Bossi, L.; Le Bars, R.; Black, J. C.; Buggiani, J.; Clerte, C.; Do, T. D.; Margeat, E.; Boudvillain, M.; Figueroa-Bossi, N.

Rho is a conserved, ATP-dependent RNA translocase that terminates transcription at hundreds of sites across bacterial genomes. Although the molecular mechanism of Rho-dependent termination is well characterized, its spatial interplay with RNA polymerase (RNAP) within bacterial cells remains elusive. To address this question, we constructed intragenic, in-frame fusions inserting mCherry or sfGFP 48 amino acid residues downstream of the N-terminus of Rho in Salmonella. Strikingly, mCherry - but not sfGFP - renders the first 48 residues of Rho dispensable.

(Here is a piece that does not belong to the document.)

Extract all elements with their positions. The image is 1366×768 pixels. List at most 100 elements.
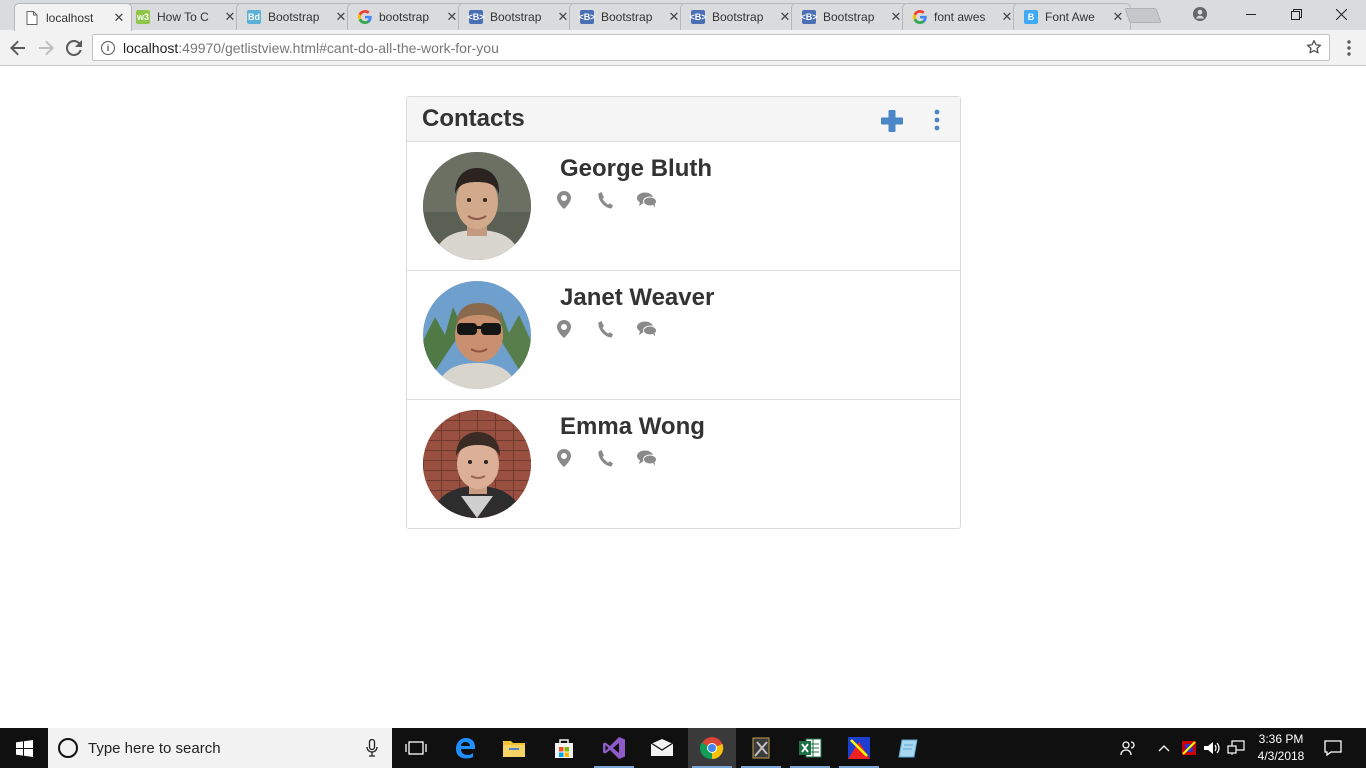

Rho{Delta}48::mCherry is viable in single copy and exhibits wild-type termination activity in vitro, whereas the full-length Rho::sfGFP fusion, although viable, slows growth and shows strongly reduced activity. Structured illumination microscopy (SIM) revealed that, despite these functional differences, both constructs exhibit similar localisation patterns relative to fluorescently tagged RNAP in single cells. During exponential growth, both Rho and RNAP form discrete clusters, but with markedly distinct spatial organisations: RNAP clusters associate with the nucleoid, whereas Rho is distributed throughout the cell body. This spatial partitioning persists in stationary phase, where RNAP becomes diffusely associated with a compacted nucleoid while Rho accumulates at the cell periphery. The widespread distribution of Rho at cytoplasmic locations is unexpected and suggests participation in cellular functions beyond its canonical role in transcription termination.